Paper on an Improved Tangent Formula Search Engine to Appear at SIGIR 2016
Computer Science PhD student Kenny Davila, Dr. Richard Zanibbi, and Drs. Frank Tompa and Andrew Kane from the Univeristy of Waterloo (Canada) will have their paper entitled "Multi-Stage Math Formula Search: Using Appearance-Based Similarity Metrics at Scale" appear in the proceedings of SIGIR 2016, the leading international conference on information retrieval. They will present their paper at the conference in Pisa, Italy this coming July.
The paper describes improvements to the Tangent formula search engine created by the Document and Pattern Recognition Lab. David Stalnaker created Tangent for his MSc thesis in 2013, building upon ideas from Thomas Schellenberg's earlier MSc thesis. Nidhin Pattaniyil added support for matrices and keywords in 2014 for his MSc project, producing top results for the international NTCIR-11 math retrieval task ( EE Times Story, ACM TechNews Story).
Drs. Tompa and Kane began collaborating with Kenny Davila and Dr. Zanibbi in Oct. 2014, when Dr. Zanibbi visited the University of Waterloo for a month during his sabbatical. Dr. Tompa is a Distinguished Professor Emeritus at U.Waterloo, a Fellow of the ACM, and an influential researcher in the areas of databases and information retrieval. Dr. Kane is a postdoctoral researcher at the University of Waterloo specializing in high-performance retrieval systems.

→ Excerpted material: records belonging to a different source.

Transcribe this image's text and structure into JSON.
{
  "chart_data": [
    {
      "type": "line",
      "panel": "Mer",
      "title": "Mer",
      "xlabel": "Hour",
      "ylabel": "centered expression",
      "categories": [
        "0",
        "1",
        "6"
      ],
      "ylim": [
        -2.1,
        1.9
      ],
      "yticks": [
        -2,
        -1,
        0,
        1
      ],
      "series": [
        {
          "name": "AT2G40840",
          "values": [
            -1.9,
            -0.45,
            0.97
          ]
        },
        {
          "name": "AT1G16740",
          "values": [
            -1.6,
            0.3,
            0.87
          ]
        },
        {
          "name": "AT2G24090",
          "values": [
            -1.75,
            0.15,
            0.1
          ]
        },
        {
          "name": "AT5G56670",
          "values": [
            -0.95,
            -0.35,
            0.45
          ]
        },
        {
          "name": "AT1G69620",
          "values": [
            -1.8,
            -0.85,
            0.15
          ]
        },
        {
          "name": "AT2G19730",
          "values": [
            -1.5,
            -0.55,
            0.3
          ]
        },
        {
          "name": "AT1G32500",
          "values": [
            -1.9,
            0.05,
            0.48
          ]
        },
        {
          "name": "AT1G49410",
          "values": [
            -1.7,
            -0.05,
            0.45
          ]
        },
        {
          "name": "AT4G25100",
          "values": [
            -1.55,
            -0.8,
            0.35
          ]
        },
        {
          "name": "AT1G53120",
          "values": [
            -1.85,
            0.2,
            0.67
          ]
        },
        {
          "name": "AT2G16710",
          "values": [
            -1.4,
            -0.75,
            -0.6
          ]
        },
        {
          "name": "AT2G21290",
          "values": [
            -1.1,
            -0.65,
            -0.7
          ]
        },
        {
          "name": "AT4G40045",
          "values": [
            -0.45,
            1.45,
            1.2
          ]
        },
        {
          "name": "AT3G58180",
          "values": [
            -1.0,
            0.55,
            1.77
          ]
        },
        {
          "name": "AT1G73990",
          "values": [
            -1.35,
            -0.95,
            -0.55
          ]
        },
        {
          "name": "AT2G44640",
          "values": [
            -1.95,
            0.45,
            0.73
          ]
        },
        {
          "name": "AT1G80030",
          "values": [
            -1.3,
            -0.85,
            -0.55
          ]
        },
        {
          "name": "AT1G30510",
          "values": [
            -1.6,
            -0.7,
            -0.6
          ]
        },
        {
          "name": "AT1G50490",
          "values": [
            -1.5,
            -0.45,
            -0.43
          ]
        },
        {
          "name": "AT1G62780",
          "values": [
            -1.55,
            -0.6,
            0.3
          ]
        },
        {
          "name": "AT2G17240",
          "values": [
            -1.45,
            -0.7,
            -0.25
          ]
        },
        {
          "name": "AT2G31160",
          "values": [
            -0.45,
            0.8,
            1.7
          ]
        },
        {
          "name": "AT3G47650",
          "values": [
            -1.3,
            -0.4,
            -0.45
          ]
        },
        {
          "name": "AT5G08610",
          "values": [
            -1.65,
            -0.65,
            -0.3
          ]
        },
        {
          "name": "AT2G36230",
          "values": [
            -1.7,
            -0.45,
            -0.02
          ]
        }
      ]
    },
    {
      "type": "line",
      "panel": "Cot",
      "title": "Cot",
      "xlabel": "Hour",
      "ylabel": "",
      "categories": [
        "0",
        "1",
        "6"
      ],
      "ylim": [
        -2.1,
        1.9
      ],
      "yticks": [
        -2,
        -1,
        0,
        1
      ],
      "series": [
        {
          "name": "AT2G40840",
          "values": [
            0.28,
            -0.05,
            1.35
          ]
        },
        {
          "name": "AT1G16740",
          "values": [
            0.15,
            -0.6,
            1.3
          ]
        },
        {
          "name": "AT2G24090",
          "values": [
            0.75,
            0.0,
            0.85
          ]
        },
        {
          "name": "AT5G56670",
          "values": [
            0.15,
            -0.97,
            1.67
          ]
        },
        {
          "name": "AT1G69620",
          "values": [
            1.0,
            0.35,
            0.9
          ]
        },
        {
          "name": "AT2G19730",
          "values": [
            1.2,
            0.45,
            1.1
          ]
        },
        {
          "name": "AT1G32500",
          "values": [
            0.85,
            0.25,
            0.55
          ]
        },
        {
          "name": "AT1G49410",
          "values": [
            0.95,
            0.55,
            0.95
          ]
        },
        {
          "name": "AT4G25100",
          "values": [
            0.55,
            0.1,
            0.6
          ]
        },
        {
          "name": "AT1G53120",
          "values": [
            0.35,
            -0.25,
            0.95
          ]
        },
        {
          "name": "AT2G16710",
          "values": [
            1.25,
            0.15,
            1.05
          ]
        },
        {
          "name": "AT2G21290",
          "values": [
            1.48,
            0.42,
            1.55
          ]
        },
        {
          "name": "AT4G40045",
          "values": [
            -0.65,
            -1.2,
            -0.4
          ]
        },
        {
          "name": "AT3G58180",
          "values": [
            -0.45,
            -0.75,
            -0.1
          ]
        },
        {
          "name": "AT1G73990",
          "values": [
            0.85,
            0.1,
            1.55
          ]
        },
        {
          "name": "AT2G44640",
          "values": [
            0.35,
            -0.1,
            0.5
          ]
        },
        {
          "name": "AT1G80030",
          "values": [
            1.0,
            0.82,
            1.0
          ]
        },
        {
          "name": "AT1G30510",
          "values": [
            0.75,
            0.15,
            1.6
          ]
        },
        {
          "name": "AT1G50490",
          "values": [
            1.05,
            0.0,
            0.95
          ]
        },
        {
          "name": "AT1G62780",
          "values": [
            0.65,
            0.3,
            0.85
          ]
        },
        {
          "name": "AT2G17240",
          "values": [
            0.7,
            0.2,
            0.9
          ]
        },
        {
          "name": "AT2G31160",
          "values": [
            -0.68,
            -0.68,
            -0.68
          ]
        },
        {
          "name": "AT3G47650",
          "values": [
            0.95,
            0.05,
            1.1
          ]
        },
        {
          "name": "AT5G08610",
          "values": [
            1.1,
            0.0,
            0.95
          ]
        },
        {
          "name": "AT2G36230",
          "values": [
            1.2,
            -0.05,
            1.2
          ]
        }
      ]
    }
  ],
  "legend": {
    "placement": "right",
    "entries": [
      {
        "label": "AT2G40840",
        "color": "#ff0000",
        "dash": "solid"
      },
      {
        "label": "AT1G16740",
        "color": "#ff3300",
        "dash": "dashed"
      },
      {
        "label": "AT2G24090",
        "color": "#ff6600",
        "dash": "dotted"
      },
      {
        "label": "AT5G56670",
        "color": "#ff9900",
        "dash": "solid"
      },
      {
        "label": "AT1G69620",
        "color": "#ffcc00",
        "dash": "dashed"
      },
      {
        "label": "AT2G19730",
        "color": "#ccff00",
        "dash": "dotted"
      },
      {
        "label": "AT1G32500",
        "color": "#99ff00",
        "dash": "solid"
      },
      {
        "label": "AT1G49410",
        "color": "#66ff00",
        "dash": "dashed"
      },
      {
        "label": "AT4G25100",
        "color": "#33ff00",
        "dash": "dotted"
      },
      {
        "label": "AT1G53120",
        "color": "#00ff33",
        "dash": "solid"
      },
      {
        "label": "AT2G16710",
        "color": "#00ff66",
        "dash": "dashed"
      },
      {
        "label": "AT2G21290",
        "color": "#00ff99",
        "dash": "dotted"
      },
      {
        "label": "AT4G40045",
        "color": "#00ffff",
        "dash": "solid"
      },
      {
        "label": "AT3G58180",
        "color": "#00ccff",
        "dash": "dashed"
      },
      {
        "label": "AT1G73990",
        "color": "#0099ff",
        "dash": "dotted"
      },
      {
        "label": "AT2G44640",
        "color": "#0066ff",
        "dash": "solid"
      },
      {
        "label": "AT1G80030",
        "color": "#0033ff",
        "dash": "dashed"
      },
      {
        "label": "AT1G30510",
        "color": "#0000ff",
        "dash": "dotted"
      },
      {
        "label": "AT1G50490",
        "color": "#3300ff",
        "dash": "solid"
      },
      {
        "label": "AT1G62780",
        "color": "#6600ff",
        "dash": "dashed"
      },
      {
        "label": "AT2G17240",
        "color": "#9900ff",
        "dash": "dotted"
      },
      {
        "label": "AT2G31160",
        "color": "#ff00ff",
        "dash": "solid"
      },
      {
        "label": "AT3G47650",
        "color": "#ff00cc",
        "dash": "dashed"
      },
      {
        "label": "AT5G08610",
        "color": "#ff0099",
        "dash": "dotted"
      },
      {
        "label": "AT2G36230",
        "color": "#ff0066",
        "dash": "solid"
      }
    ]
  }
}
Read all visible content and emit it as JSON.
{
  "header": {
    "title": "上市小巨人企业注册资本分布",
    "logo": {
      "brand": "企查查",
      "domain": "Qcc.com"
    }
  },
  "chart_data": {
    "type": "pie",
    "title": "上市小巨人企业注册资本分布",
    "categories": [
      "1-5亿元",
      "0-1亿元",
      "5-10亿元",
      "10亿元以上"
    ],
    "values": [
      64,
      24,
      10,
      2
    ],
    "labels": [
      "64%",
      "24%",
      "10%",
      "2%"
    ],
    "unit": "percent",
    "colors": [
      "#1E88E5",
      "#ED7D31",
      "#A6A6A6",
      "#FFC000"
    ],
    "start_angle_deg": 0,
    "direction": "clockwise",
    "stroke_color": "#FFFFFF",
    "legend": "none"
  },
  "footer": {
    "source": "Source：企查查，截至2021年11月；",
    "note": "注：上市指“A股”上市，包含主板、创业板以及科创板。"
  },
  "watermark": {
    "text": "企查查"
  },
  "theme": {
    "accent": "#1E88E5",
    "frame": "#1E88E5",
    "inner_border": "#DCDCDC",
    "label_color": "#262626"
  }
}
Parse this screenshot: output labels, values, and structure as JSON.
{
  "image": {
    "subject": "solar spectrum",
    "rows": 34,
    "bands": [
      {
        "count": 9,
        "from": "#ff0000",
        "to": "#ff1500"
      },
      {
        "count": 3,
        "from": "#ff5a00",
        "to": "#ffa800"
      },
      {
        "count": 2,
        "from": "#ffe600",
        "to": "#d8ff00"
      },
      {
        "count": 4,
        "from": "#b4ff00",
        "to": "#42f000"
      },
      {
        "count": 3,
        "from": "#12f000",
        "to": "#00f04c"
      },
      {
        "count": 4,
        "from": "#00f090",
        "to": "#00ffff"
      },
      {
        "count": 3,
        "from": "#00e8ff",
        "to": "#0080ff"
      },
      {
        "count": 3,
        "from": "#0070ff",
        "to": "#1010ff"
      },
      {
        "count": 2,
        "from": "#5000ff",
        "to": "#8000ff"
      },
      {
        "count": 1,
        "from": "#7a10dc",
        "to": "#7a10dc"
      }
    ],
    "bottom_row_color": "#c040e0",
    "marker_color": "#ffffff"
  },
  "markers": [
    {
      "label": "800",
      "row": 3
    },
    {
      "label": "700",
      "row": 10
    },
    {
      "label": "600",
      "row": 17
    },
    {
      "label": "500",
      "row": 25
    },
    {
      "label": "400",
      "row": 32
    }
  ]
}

The SIGIR paper describes an improved retrieval model based on pairs of symbols in formulae, a new two-pass retrieval architecture, and a new formula similarity metric, the Maximum Subtree Similarity (MSS). Together, these modifications produce state-of-the-art retrieval results, and greatly improve Tangent's handling of queries containing variables and wildcards (e.g. to identify variants of the Pythagorean theorem using different variable names, or find all exponents with base 'e'). The paper also describes substantial reductions in storage and run-time requirements, allowing the system to be used in real-time for large collections such as Wikipedia.
Image Caption: Example search results from the Tangent search engine. The results shown were produced using the NTCIR-11 Wikipedia collection containing over 380,000 formulae.